Startling in their intimacy, the stories in Close to Spider Man make up a moving scrapbook of what it's like to be a young queer woman in the North, journeys imbued with the colours of a prescient sexuality and an honest heart.
Runner-up, Danuta Gleed Award for Short-Fiction
PUBLISHERS WEEKLY
From the far reaches of northern Alaska, the 13 brief, interconnected coming-of-age stories of Coyote's debut collection are as blissfully rich as the countryside in which they are set. All the tomboyish female storytellers are assured and absorbing, acutely aware of their emerging lesbianism while strapped with the true knowledge of "what trouble girls really were." In "No Bikini," an unnamed six-year-old narrator is fearlessly aware of her androgynous possibilities and, to the horror of her mother, spends an entire summer sans her bikini top, posing as a boy during swimming lessons.
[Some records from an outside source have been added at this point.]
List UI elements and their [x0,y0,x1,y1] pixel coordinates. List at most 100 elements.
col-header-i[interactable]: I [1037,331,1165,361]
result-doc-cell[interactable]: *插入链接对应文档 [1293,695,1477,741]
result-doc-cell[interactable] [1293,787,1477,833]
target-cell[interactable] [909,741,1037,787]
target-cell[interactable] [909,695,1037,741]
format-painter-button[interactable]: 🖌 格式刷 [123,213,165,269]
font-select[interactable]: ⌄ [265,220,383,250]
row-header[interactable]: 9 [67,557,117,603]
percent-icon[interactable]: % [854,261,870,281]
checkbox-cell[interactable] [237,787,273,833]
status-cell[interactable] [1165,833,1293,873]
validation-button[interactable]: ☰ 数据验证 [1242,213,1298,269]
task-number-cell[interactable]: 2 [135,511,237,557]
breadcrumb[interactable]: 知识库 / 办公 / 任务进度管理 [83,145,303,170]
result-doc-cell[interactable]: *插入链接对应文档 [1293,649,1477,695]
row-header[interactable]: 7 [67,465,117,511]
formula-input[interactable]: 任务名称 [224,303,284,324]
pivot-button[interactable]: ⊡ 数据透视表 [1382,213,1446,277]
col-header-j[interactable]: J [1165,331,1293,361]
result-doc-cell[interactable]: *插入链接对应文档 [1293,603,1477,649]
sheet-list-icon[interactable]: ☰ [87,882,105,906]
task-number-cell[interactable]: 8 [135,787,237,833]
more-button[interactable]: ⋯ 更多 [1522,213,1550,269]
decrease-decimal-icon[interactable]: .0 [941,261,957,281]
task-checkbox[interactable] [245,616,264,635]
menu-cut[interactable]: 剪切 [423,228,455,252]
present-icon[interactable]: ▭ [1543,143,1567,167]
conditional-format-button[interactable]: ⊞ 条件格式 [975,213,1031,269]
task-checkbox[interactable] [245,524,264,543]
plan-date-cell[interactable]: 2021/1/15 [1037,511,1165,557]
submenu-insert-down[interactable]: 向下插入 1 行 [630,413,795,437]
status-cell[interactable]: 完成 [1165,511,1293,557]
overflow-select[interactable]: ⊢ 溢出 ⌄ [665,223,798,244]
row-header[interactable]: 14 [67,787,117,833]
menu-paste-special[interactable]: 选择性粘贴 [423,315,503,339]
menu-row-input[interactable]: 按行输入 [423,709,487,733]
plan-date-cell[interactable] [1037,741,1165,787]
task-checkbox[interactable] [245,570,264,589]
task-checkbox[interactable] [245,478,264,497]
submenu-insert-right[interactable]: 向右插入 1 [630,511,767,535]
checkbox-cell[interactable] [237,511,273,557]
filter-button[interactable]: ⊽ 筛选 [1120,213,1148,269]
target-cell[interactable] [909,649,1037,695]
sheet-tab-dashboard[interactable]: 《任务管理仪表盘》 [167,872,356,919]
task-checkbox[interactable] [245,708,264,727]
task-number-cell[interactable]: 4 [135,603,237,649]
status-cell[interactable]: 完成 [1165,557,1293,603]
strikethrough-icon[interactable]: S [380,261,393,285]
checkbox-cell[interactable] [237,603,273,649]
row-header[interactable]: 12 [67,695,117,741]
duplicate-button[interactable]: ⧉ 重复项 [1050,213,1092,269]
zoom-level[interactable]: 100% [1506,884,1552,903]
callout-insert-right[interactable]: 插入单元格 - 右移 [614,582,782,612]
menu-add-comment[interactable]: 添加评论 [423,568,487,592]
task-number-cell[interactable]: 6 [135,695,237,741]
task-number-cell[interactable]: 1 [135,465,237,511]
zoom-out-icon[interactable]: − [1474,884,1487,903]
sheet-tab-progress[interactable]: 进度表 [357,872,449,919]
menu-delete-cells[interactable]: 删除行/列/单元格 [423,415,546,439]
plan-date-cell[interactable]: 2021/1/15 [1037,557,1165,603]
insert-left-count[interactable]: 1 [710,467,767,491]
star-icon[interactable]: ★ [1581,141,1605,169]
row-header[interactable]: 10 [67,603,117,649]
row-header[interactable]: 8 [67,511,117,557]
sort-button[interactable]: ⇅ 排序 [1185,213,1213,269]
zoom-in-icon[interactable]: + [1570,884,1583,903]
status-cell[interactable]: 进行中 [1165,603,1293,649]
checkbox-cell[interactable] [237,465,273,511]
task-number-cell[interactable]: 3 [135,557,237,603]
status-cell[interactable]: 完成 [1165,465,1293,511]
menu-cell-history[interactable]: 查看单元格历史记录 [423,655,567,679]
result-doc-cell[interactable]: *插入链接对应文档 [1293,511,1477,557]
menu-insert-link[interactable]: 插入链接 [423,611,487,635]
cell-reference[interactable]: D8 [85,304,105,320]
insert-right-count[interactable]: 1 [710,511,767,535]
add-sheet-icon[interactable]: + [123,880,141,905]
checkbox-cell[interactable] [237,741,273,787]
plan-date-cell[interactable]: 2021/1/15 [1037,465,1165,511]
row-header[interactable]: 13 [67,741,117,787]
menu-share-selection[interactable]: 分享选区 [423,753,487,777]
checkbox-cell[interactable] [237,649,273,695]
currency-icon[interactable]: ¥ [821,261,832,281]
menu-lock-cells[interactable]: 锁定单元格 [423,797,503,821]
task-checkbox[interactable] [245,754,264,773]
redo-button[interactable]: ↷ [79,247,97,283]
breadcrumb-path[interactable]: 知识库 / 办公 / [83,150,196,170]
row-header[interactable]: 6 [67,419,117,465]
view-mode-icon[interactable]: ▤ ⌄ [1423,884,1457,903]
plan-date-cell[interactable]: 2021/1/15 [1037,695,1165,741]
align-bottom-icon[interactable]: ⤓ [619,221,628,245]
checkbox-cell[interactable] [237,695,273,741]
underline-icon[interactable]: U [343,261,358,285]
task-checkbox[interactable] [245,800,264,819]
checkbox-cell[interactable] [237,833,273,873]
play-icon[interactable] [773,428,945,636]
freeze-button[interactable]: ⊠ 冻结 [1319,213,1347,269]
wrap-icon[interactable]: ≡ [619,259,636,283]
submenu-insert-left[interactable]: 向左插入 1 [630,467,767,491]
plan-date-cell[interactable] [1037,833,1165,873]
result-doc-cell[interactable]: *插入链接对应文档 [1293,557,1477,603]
Pushing gender boundaries back even further, a woman applies to legally change her name to Ivan in "You're Not in Kansas Anymore" because Dorothy, her given name, simply "doesn't fit the rest of me." Coyote's vivid descriptions of family gatherings spiked with raw emotion make many of these stories little gems. In the moving tale "This, That, and the Other Thing," the author merges a recipe for spicy chipotle chicken with scenes from her parents' excruciating separation. The emotive "There Goes the Bride" is the anguished inner monologue of a woman attending the heterosexual wedding ceremony of her former lover. Ever proud, but mourning her loss, she finally retreats to a back corner and communes with oddball relatives. Fronted with alluring K.D. Lang album-style cover art, this lean, thoroughly entertaining literary scrapbook of Yukon lesbian life will speak strongly to lesbian readers, but deserves a crossover audience for its surefooted, humorous take on misfit love and familial solidarity.